Lyssa walked through the silence like a ghost come home.

> "This place remembers worship," she murmured, running a finger along a toppled idol.

> "But not who they prayed to."

A whisper rose in the air. Soft. Familiar. Hungry.

The idols — a hundred faceless visages — turned slightly, following her with the blind obedience of the damned.

And then, the air breathed back.

---

A voice, slow and honeyed, spoke through the broken wind:

> "Child of Ereshka. Thief of breath.

> You wear the perfume of a dying god."

Lyssa froze. Her pupils flared into black fire.

> "Show yourself."

From the heart of the largest temple, something moved — light, thick as molten glass, spilling outward until it took form:

A man-shaped silhouette made of ash and prayer.

Eyes like sunflares. Voice like a tomb speaking to itself.

> "I am Namtar," it said. "He who keeps the dead awake."

He smiled, and dust bled from the corners of his mouth.

> "They once begged for my blessings. Now I dine on memory. And you—"

> his gaze sliced through her, "—you are a feast born walking."

Lyssa tilted her head, amused.

> "You talk too much for a corpse."

The temple floor pulsed beneath her as tendrils of white ash coiled up, forming specters of the worshippers who once served Namtar.
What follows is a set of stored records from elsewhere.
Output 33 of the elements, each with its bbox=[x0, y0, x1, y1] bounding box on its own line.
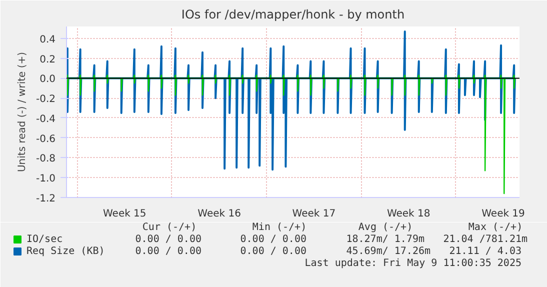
x-tick-label: Week 15 bbox=[102, 208, 146, 220]
y-axis-title: Units read (-) / write (+) bbox=[16, 52, 28, 172]
y-tick-label: 0.2 bbox=[40, 54, 56, 66]
text: 45.69m/ 17.26m bbox=[346, 246, 431, 257]
legend-label: IO/sec bbox=[26, 234, 63, 245]
y-tick-label: 0.4 bbox=[40, 34, 56, 46]
text: 18.27m/ 1.79m bbox=[346, 234, 424, 245]
text: Cur (-/+) bbox=[142, 222, 197, 233]
y-tick-label: -0.6 bbox=[36, 134, 56, 145]
text: 0.00 / 0.00 bbox=[135, 234, 202, 245]
y-tick-label: 0.0 bbox=[40, 74, 56, 86]
text: 21.04 /781.21m bbox=[443, 234, 528, 245]
text: 0.00 / 0.00 bbox=[240, 246, 306, 257]
x-tick-label: Week 17 bbox=[292, 208, 336, 220]
chart-title: IOs for /dev/mapper/honk - by month bbox=[181, 8, 405, 22]
x-tick-label: Week 18 bbox=[386, 208, 430, 220]
text: 0.00 / 0.00 bbox=[135, 246, 202, 257]
text: Max (-/+) bbox=[468, 222, 523, 233]
text: Min (-/+) bbox=[252, 222, 307, 233]
x-tick-label: Week 16 bbox=[198, 208, 241, 220]
y-tick-label: -0.2 bbox=[36, 94, 56, 106]
line-series bbox=[66, 74, 516, 194]
legend-label: Req Size (KB) bbox=[26, 246, 105, 257]
y-tick-label: -1.2 bbox=[36, 194, 56, 204]
y-tick-label: -1.0 bbox=[36, 174, 56, 185]
y-tick-label: -0.8 bbox=[36, 154, 56, 165]
text: 0.00 / 0.00 bbox=[240, 234, 306, 245]
line-series bbox=[66, 30, 516, 171]
x-tick-label: Week 19 bbox=[482, 208, 525, 220]
text: Last update: Fri May 9 11:00:35 2025 bbox=[304, 258, 522, 269]
text: 21.11 / 4.03 bbox=[449, 246, 522, 257]
text: Avg (-/+) bbox=[358, 222, 413, 233]
y-tick-label: -0.4 bbox=[36, 114, 56, 125]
They circled her, whispering half-words of prayers never finished.

> "Kneel," the hollow god said, "and I shall grant you an Anchor — a relic to steady your soul in the storm between worlds. Serve me, and I will feed you from the womb of creation itself."

Lyssa smiled — a sharp, slow smile that carried no warmth.

> "And if I say no?"

Namtar's grin widened.

> "Then you will forget yourself — as all who defy gods do."

The ash-beasts lunged.

Lyssa moved like smoke given fangs.

Her claws split spirits as if they were flesh; each shriek filled her veins with a feverish joy.

For every phantom she tore, she drank in the ghost of worship still clinging to them — warm, intoxicating, divine.

Namtar roared, his form fracturing like a mirror under pressure.

> "You dare *consume* what was mine?"

> "I dare everything," she hissed, her eyes burning with unholy light.

> "And I was hungry."

With a guttural cry, she seized his luminous throat and pressed her lips to his chest.

The air screamed. The temple buckled.

She drank deep , not of blood, but of belief.

Of faith once offered. Of prayers long unanswered.

When she let go, Namtar was gone.

All that remained was a shard of radiant stone — pulsing like a dying heart.

The Anchor.

She picked it up, feeling its pulse sync with her own. The echo of his voice drifted through her mind _ fading, defeated, worshipful.

> "You… are the end of us all."

Lyssa whispered back,

> "Then pray louder."

---

Outside, the false sky trembled. The city began to unravel — towers falling upward into dust.

At the edge of reality, the Infinite Stairway opened once more.

As she stepped through, a new voice ancient and cold, slithered through the dark:

> "You've drawn blood from the divine, Lyssa.

> The balance bends. Beware what wakes."

She paused, eyes reflecting galaxies now pulsing inside her.

The Anchor's light seeped into her veins like a quiet infection.

> "Let them wake," she whispered.

> "I'll be waiting."

And with that, the world behind her folded into silence.